Em 2005, quando foi publicado o sexto livro, "Harry Potter e o Enigma do Príncipe", os resultados foram idênticos.

Cultura pop
De uma maneira que costumava ser rara para livros, Harry Potter entrou na consciência da cultura pop. Os filmes aumentaram o entusiasmo, dando origem a videogames e figurinhas para colecionar. Antes de Harry Potter, "não acho que as crianças se orgulhassem de ler", diz Connie Williams, bibliotecária da Kenilworth Junior High School, em Petaluma (Califórnia). "Agora é mais normal. É como: "Puxa, agora podemos ler, é legal"."
Mas criar o hábito da leitura é uma batalha constante entre jovens saturados por outras opções. Durante uma aula de inglês para a sexta série em Dorchester, Aaron Forde, um querubim de 12 anos, disse que adora jogar futebol, basquete e futebol americano. Além disso, passava quatro horas por dia conversando com amigos no site de relacionamentos MySpace.
Ele leu os três primeiros Harry Potter, mas disse que não tem mais muito interesse em continuar. "Não gosto tanto de ler. Tenho coisas melhores para fazer."
Neema Avashia, a professora de inglês de Aaron, disse que é raro Harry Potter atrair os leitores relutantes. "Tento ter na minha biblioteca livros que reflitam de onde vêm as crianças", disse Avashia. "E Harry Potter não é realmente de onde elas vêm." Ela comenta que sua classe é 85% não-branca e Harry Potter tem poucos personagens pertencentes a grupos raciais minoritários.

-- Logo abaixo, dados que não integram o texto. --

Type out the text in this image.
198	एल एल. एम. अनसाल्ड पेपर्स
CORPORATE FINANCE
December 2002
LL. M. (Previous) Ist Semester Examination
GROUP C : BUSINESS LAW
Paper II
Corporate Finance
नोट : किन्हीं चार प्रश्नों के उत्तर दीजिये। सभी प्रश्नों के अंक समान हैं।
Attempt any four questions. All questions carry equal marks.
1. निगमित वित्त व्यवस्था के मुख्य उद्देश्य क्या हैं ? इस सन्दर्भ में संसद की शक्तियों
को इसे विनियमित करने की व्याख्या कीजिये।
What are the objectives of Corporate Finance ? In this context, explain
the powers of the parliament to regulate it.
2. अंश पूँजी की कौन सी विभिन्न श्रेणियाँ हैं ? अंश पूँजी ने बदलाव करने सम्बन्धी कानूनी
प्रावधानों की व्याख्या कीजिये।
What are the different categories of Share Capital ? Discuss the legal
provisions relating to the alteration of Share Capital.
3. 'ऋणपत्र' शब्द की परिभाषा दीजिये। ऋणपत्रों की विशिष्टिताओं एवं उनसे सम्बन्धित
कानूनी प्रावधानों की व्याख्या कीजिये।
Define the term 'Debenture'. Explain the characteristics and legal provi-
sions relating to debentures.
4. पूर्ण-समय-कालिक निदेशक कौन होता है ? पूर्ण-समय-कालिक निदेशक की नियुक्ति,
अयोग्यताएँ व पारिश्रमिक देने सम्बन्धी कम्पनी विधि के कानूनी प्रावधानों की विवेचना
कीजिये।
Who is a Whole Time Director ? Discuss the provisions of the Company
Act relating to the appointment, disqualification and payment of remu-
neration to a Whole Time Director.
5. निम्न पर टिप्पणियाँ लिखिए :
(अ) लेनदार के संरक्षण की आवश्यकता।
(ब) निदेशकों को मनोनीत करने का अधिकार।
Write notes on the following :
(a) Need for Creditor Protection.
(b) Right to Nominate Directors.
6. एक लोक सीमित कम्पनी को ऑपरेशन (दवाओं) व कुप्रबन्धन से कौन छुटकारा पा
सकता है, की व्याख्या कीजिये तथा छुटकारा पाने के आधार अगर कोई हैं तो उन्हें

Alguns especialistas em leitura dizem que incentivar as crianças a ler ficção em geral pode ser uma meta enganosa. "Se você examinar o que a maioria das pessoas precisa ler para sua profissão, é narrativa zero", diz Michael L. Kamil, professor de educação na Universidade Stanford. "Não quero negar que se devam ler histórias e literatura. Mas estamos exagerando." Em vez disso, as crianças precisam aprender a ler para informar-se, disse Kamil, algo que podem praticar lendo na internet, por exemplo.

Este texto foi publicado no "New York Times". Tradução de Luiz Roberto Mendes Gonçalves.